A federal appeals court panel ruled today that the existing restrictions on debit card swipe fees should largely stand, turning back a challenge by retailers who argued that banks are still earning too much money from the fees.

The ruling by a three-judge panel in the District of Columbia overturned a decision last year by U.S. District Judge Richard Leon. That ruling, which would have forced regulators to tighten restrictions on swipe fees, was put on hold during the appeals process.

The lawsuit was brought by retail trade groups, challenging the Federal Reserve's interpretation of a provision of the Dodd-Frank Act that requires the Fed to limit interchange fees for debit cards. The provision, authored by Illinois Sen. Richard Durbin, is widely known as the Durbin Amendment.

The Durbin Amendment has two main parts. One requires the Fed to cap swipe fees on debit-card purchases, and the other orders the central bank to establish rules on the routing of debit-card transactions. The appeals court upheld the Fed's interpretation of both parts of the law, although it did order the central bank to provide further explanation about what it described as a "minor issue" involving transaction-monitoring costs.

The final Fed rule limited interchange fees on debit cards to roughly 24 cents per transaction. Merchants had argued that was far too high, and said the central bank erred when it raised the cap from an initial proposal of 12 cents. The district court had sided with the merchants on that issue, but the appeals court overturned the ruling.

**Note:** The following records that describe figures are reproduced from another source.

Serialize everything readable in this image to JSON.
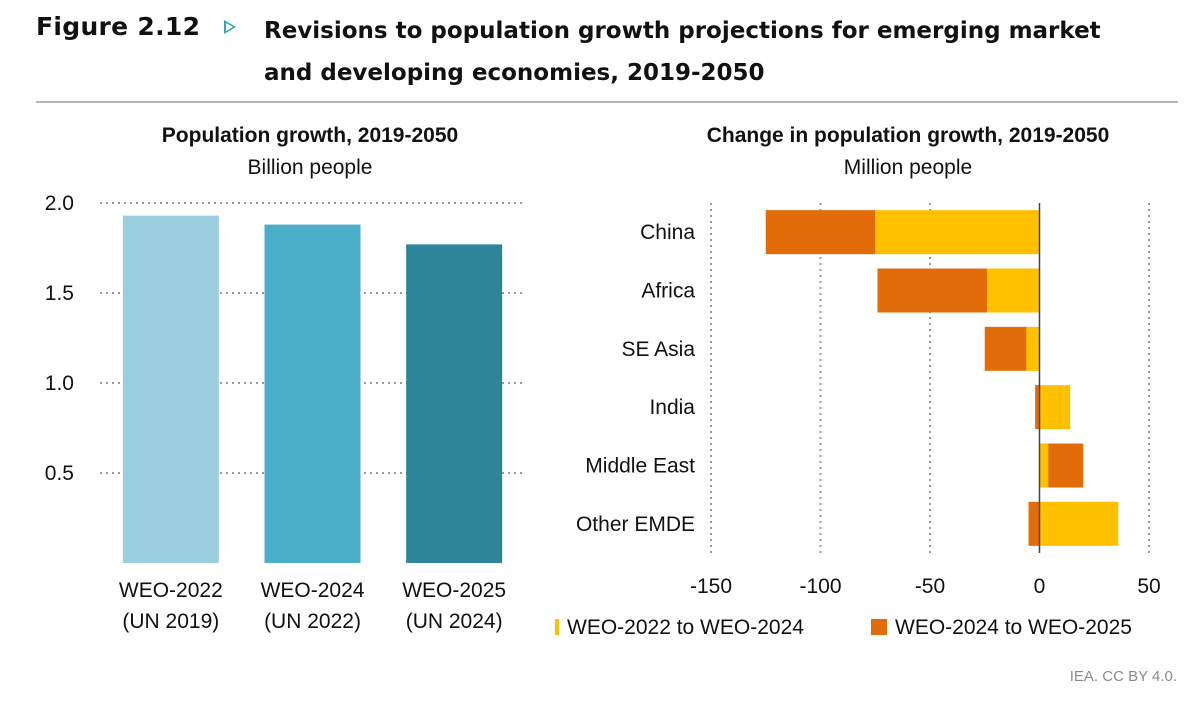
{
  "figure": {
    "label": "Figure 2.12",
    "title": "Revisions to population growth projections for emerging market and developing economies, 2019-2050",
    "credit": "IEA. CC BY 4.0."
  },
  "chart_data": [
    {
      "type": "bar",
      "title": "Population growth, 2019-2050",
      "subtitle": "Billion people",
      "categories": [
        [
          "WEO-2022",
          "(UN 2019)"
        ],
        [
          "WEO-2024",
          "(UN 2022)"
        ],
        [
          "WEO-2025",
          "(UN 2024)"
        ]
      ],
      "values": [
        1.93,
        1.88,
        1.77
      ],
      "colors": [
        "#9bcfe0",
        "#4aaec8",
        "#2e8499"
      ],
      "ylim": [
        0,
        2.0
      ],
      "yticks": [
        0.5,
        1.0,
        1.5,
        2.0
      ],
      "ytick_labels": [
        "0.5",
        "1.0",
        "1.5",
        "2.0"
      ],
      "grid": true
    },
    {
      "type": "bar",
      "orientation": "horizontal",
      "stacked": true,
      "title": "Change in population growth, 2019-2050",
      "subtitle": "Million people",
      "categories": [
        "China",
        "Africa",
        "SE Asia",
        "India",
        "Middle East",
        "Other EMDE"
      ],
      "series": [
        {
          "name": "WEO-2022 to WEO-2024",
          "color": "#ffc000",
          "values": [
            -75,
            -24,
            -6,
            14,
            4,
            36
          ]
        },
        {
          "name": "WEO-2024 to WEO-2025",
          "color": "#e36c0a",
          "values": [
            -50,
            -50,
            -19,
            -2,
            16,
            -5
          ]
        }
      ],
      "xlim": [
        -150,
        50
      ],
      "xticks": [
        -150,
        -100,
        -50,
        0,
        50
      ],
      "xtick_labels": [
        "-150",
        "-100",
        "-50",
        "0",
        "50"
      ],
      "legend": "bottom",
      "grid": true
    }
  ]
}
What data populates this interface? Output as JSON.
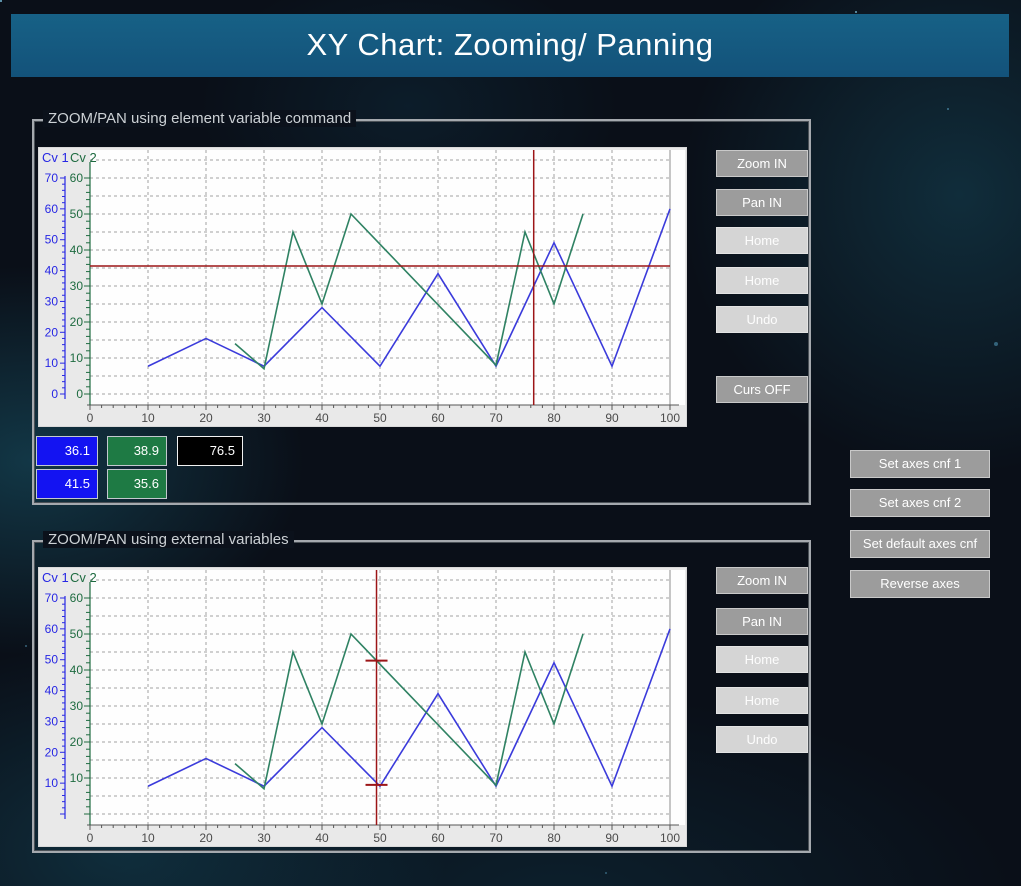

The appeals court decision was quickly hailed by Richard Hunt, president of the Consumer Bankers Association.

"Reasonable minds have prevailed in vacating the District Court's ruling," Hunt said in a news release.

Other industry representatives were equally ecstatic.

"This is truly a rebuke to the merchants and a victory for credit unions," said Eric Richard, the general counsel for the Credit Union National Association.